2016 World's Greatest Horseman

Clayton Edsall rides his own Skeets Oak Peppy to win the 2016 NRCHA World's Greatest Horseman title.

The American Quarter Horse Journal

Two big scores took Clayton Edsall to the top February 20 at the World’s Greatest Horseman competition.

Riding his own gelding Skeets Oak Peppy, Clayton scored a 221 to lead the herd work.

“We were fortunate to up earlier (in the draw), and there were still some cattle we had picked out,” he said. “Some of them got cut. Doug (Williamson), right before me, cut pretty much my whole list, so we went with some backups. Kelby (Phillips) had a good cow picked out, and it all worked out.”

The National Reined Cow Horse Association’s World’s Greatest Horseman competition requires the same horse-and-rider combo to compete in four events: herd work, similar to cutting; reined work, similar to reining; steer stopping; and fence work, similar to the cow work portion of working cow horse competition. The riders use the same bridle throughout the day.

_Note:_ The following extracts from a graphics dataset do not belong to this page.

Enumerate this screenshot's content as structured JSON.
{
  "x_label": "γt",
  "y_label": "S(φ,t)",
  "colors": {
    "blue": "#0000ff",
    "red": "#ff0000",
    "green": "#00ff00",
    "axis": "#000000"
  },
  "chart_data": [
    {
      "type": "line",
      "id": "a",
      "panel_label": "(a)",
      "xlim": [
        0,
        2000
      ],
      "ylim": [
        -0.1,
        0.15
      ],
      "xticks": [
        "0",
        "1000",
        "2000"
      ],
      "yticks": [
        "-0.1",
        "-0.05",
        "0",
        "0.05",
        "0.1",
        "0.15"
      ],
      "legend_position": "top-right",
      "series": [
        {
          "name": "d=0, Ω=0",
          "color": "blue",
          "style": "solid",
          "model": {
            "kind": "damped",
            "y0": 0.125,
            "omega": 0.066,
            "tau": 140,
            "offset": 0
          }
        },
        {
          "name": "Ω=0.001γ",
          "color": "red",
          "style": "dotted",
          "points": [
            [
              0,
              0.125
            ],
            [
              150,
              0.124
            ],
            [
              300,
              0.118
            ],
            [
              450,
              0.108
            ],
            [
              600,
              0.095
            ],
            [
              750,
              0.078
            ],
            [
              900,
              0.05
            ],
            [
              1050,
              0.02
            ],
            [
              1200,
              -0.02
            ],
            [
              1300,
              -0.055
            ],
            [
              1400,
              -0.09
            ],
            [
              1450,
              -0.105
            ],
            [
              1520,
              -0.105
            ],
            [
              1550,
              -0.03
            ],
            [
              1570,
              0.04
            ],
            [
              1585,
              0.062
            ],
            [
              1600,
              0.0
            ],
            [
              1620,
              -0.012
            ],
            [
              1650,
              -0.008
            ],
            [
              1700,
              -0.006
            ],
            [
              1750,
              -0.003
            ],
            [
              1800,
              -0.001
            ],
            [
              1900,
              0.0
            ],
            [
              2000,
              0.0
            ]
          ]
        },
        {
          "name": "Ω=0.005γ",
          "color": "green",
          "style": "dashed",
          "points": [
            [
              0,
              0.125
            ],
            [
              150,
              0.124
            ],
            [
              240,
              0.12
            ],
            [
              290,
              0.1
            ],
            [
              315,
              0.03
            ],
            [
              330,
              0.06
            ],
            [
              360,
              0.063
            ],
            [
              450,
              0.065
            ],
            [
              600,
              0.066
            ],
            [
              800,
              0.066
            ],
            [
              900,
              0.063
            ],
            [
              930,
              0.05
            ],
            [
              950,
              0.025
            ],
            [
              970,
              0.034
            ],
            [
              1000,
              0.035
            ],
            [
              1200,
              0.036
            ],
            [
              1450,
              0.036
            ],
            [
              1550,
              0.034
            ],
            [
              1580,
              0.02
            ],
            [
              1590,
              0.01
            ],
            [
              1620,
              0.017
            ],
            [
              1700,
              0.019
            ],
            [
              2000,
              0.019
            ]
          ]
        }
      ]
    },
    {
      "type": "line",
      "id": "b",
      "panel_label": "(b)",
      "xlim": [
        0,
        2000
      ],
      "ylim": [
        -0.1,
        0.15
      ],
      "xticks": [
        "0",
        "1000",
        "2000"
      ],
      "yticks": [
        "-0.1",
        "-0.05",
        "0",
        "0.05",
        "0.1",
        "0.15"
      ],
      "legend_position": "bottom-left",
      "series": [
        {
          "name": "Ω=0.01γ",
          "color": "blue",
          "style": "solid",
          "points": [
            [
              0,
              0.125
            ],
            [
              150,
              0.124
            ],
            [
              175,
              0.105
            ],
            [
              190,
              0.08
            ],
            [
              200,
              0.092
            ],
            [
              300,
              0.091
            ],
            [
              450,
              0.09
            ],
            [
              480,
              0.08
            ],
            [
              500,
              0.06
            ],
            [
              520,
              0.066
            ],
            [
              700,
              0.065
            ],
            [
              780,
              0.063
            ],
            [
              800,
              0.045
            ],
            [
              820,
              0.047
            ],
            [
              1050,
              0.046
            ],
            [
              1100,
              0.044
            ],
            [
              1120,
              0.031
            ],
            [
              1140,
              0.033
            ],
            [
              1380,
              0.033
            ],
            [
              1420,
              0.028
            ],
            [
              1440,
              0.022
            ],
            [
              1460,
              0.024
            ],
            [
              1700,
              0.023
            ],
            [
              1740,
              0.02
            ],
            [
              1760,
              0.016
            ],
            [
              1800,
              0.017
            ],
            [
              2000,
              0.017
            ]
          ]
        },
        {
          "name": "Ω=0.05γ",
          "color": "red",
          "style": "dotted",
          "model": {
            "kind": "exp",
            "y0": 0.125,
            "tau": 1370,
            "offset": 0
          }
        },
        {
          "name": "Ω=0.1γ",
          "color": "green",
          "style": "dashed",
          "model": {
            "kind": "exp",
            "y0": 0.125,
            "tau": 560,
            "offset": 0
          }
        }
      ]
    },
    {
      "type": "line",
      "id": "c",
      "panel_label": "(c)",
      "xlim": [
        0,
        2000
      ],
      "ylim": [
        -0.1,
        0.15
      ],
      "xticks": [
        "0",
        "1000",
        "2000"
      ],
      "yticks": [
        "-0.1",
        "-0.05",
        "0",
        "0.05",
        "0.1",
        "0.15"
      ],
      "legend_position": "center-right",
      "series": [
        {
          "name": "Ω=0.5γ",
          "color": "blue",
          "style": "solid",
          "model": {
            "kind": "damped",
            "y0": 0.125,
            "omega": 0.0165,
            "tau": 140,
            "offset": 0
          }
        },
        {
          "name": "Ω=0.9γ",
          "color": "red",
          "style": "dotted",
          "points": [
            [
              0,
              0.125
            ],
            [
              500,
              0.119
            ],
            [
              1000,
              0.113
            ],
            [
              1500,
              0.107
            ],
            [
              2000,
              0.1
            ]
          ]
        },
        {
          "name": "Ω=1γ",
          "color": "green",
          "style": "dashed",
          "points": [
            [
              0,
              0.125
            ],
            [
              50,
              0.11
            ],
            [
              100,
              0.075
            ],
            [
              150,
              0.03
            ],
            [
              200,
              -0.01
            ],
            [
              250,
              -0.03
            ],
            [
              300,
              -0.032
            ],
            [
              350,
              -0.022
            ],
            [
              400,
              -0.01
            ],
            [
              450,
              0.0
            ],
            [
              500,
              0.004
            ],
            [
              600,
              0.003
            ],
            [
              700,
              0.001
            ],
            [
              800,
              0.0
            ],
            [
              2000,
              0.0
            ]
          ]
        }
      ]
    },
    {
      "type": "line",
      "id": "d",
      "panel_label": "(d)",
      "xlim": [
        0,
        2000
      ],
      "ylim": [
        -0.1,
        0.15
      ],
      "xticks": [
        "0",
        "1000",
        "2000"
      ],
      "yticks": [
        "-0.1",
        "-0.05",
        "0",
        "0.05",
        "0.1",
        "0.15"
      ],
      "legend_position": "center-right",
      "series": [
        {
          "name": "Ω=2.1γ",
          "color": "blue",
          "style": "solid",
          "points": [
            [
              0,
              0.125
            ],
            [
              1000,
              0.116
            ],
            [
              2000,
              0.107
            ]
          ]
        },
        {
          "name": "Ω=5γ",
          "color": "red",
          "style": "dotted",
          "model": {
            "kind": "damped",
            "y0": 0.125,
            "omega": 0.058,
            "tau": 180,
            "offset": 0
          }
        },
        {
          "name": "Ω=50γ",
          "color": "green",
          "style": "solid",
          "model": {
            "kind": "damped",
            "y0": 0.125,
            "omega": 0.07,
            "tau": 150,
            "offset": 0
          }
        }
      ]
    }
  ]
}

“In the reined work, he was solid,” Clayton said of “Sly.” “He was a tick better in the prelims. He let me do all the maneuvers and run pretty honest.”

Ten teams qualified to return to the finals, a standing-room-only affair at the John Justin Arena in Fort Worth, Texas. Clayton and Sly scored a 219 to place fifth in reined work.

“(The steer stopping) is probably the most nerve-wracking event,” Clayton said. “There are so many guys who rope way better than me. Last year, I split the horns and didn’t make the finals. A handful of people did it tonight and a handful did it in the prelims. I was just wanting to get him caught.”

A solid 218 in steer stopping kept Clayton in the overall contest, but he needed a top score in fence work to win plus a little strategical thinking.

“I knew that being up second (in the draw), I was going to have to go with as much cow as I could possibly go with,” said the Oakdale, California, cowboy. “That would make (the other riders) have to go with a little more cow than they were comfortable with. Luckily, the judges didn’t make me work the first cow I drew. The second one was a little better, so we went on with it.”

Sly delivered a 225.

“For so long, a guy wants something, and then you realize you just need to do the best you can,” Clayton said. “If it’s your day, it’s your day.”

Skeets Oak Peppy is a 2007 sorrel gelding by Skeets Peppy and out of Oak Ill Be by Ill Be Smart. He was bred by Vaughn C. Zimmerman of Springfield, Missouri, and Clayton bought him as a yearling.

“I didn’t school on him in (the arena) last night,” Clayton said. “I tried to keep him as fresh as I could.”

The gelding has won $103,152 in NRCHA competition. His World’s Greatest Horseman earnings will boost the total by $25,000.

“He’s a big character at home,” Clayton said. “He unties himself. He’s funny. He’s got a big motor and likes to be ridden. He doesn’t need to be trained on a bunch, but he needs to be ridden. Grass hay and cool calories, that’s for sure.”

The future for Sly includes more work.

“I rope on him and ranch and start colts on him,” Clayton said. “He’s always got a stall at my house. (My wife) Kelsey shows his, too, in some boxing classes. He’s got quite a lot of go so maybe when he’s 16 or 17, we’ll see if my boy can start riding him.”